Git is your friend: All my configs live in git repos. When I inevitably break something (usually on a Friday night), I can just roll back to a working state instead of crying into my keyboard.

Why I Actually Do This

Let me be honest, this isn't really about saving money. Sure, the whole setup costs me about $17/month versus what would probably be $100+ for equivalent managed services, but that's not the main point.

The real value is in the tinkering, the learning, and the satisfaction of making things work. When you're constrained by a tiny budget and limited hardware, you get creative. You learn how things actually work under the hood. You develop a deeper understanding of networking, storage, deployment, and system administration.
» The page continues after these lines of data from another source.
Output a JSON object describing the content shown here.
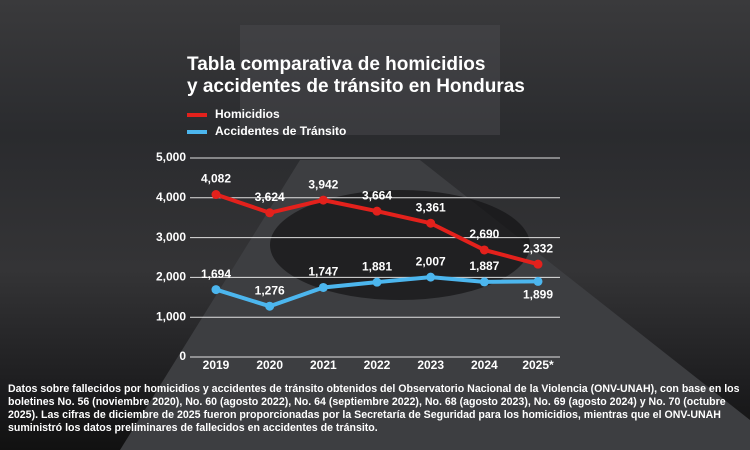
{
  "chart_data": {
    "type": "line",
    "title": [
      "Tabla comparativa de homicidios",
      "y accidentes de tránsito en Honduras"
    ],
    "categories": [
      "2019",
      "2020",
      "2021",
      "2022",
      "2023",
      "2024",
      "2025*"
    ],
    "series": [
      {
        "name": "Homicidios",
        "color": "#e3211c",
        "values": [
          4082,
          3624,
          3942,
          3664,
          3361,
          2690,
          2332
        ],
        "value_labels": [
          "4,082",
          "3,624",
          "3,942",
          "3,664",
          "3,361",
          "2,690",
          "2,332"
        ]
      },
      {
        "name": "Accidentes de Tránsito",
        "color": "#4cb6ee",
        "values": [
          1694,
          1276,
          1747,
          1881,
          2007,
          1887,
          1899
        ],
        "value_labels": [
          "1,694",
          "1,276",
          "1,747",
          "1,881",
          "2,007",
          "1,887",
          "1,899"
        ]
      }
    ],
    "ylim": [
      0,
      5000
    ],
    "yticks": [
      0,
      {
        "value": 1000,
        "label": "1,000"
      },
      {
        "value": 2000,
        "label": "2,000"
      },
      {
        "value": 3000,
        "label": "3,000"
      },
      {
        "value": 4000,
        "label": "4,000"
      },
      {
        "value": 5000,
        "label": "5,000"
      }
    ],
    "grid": true,
    "note": "Datos sobre fallecidos por homicidios y accidentes de tránsito obtenidos del Observatorio Nacional de la Violencia (ONV-UNAH), con base en los boletines No. 56 (noviembre 2020), No. 60 (agosto 2022), No. 64 (septiembre 2022), No. 68 (agosto 2023), No. 69 (agosto 2024) y No. 70 (octubre 2025). Las cifras de diciembre de 2025 fueron proporcionadas por la Secretaría de Seguridad para los homicidios, mientras que el ONV-UNAH suministró los datos preliminares de fallecidos en accidentes de tránsito."
  }
}
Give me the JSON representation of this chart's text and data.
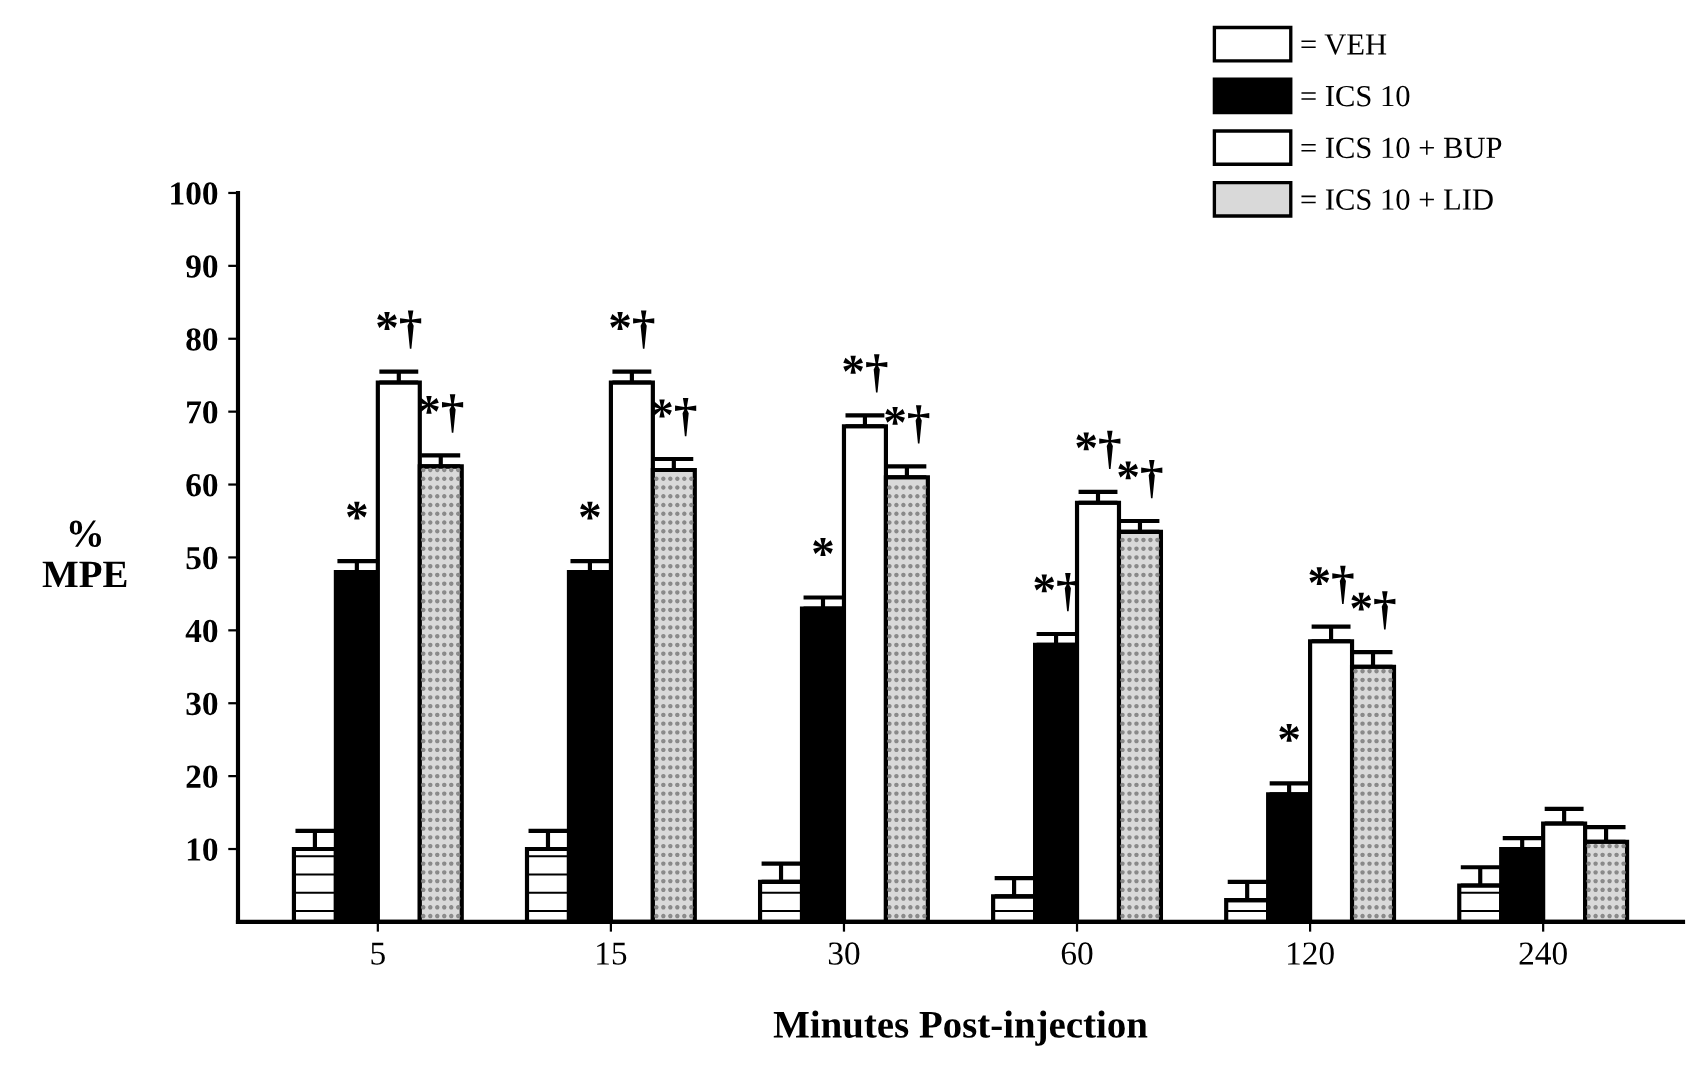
{
  "chart_data": {
    "type": "bar",
    "xlabel": "Minutes Post-injection",
    "ylabel": "%\nMPE",
    "categories": [
      "5",
      "15",
      "30",
      "60",
      "120",
      "240"
    ],
    "series": [
      {
        "name": "= VEH",
        "color": "#ffffff",
        "values": [
          10,
          10,
          5.5,
          3.5,
          3,
          5
        ],
        "errors": [
          [
            10,
            12.5
          ],
          [
            10,
            12.5
          ],
          [
            5.5,
            8
          ],
          [
            3.5,
            6
          ],
          [
            3,
            5.5
          ],
          [
            5,
            7.5
          ]
        ]
      },
      {
        "name": "= ICS 10",
        "color": "#000000",
        "values": [
          48,
          48,
          43,
          38,
          17.5,
          10
        ],
        "errors": [
          [
            48,
            49.5
          ],
          [
            48,
            49.5
          ],
          [
            43,
            44.5
          ],
          [
            38,
            39.5
          ],
          [
            17.5,
            19
          ],
          [
            10,
            11.5
          ]
        ],
        "value_labels": [
          "*",
          "*",
          "*",
          "*†",
          "*",
          null
        ]
      },
      {
        "name": "= ICS 10 + BUP",
        "color": "#ffffff",
        "values": [
          74,
          74,
          68,
          57.5,
          38.5,
          13.5
        ],
        "errors": [
          [
            74,
            75.5
          ],
          [
            74,
            75.5
          ],
          [
            68,
            69.5
          ],
          [
            57.5,
            59
          ],
          [
            38.5,
            40.5
          ],
          [
            13.5,
            15.5
          ]
        ],
        "value_labels": [
          "*†",
          "*†",
          "*†",
          "*†",
          "*†",
          null
        ]
      },
      {
        "name": "= ICS 10 + LID",
        "color": "#d9d9d9",
        "values": [
          62.5,
          62,
          61,
          53.5,
          35,
          11
        ],
        "errors": [
          [
            62.5,
            64
          ],
          [
            62,
            63.5
          ],
          [
            61,
            62.5
          ],
          [
            53.5,
            55
          ],
          [
            35,
            37
          ],
          [
            11,
            13
          ]
        ],
        "value_labels": [
          "*†",
          "*†",
          "*†",
          "*†",
          "*†",
          null
        ]
      }
    ],
    "ylim": [
      0,
      100
    ],
    "yticks": [
      10,
      20,
      30,
      40,
      50,
      60,
      70,
      80,
      90,
      100
    ],
    "grid": false,
    "legend": "top right"
  }
}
It's not production-grade or mission-critical, it's a playground. If something breaks, I fix it when I get around to it. The whole point is experimenting with what's possible on minimal resources and having fun doing it.

Wrapping Up

Building this self-hosted setup has been really enjoyable. It's not just about the tech (though that part is fun), it's about having more control over my digital services. My bookmarks, my RSS feeds, even my password manager are all mine, running on hardware I can touch.

That said, privacy and de-googling aren't my main concerns here, especially for data I cannot afford to lose. I still use cloud services whenever it makes sense. Google Drive for important documents, Gmail for email, GitHub for code repositories. The point isn't to replace everything, but to experiment and learn while having control over the stuff that's fun to tinker with.

The hybrid setup (local + cloud) strikes a good balance between "I'm in control" and "I can actually access my stuff when I'm not home." Plus, I've learned a lot that makes me better at my day job.

If you're thinking about starting your own self-hosting journey, here's my advice: just start. Grab a Raspberry Pi, pick one service you want to self-host, and go for it. You'll make mistakes (I certainly did), but that's how you learn. Before you know it, you'll be running a dozen services and wondering how you ever lived without them.

What's Coming Next

Because apparently I can't leave well enough alone, I'm always tinkering with new stuff. Here's what's on my radar:

Hardware Upgrades:

  • Add SSD to the Raspberry Pi - The MicroSD card is the bottleneck now, and I want to see how much more I can squeeze out of this little computer
  • More ARM devices - Maybe another Pi or some other SBC to justify running a proper k3s cluster
  • Dedicated storage solution - Thinking about a small NAS setup, maybe with RAID for the media server
  • UPS for power backup - Living in Indonesia means power outages happen, and I'm tired of everything going down randomly

Software Experiments:

  • Kubernetes cluster (k3s) - I've run plenty of production-grade Kubernetes clusters at work, but I'm still curious about running it on a shoestring budget with ARM devices
  • Running my own LLM - If I get a more beefy device with decent GPU, experimenting with local language models could be fun

The best part? None of this needs to work perfectly. It's all about the journey of figuring out how to make it work, learning from the failures, and occasionally being pleasantly surprised when something actually runs smoothly for months.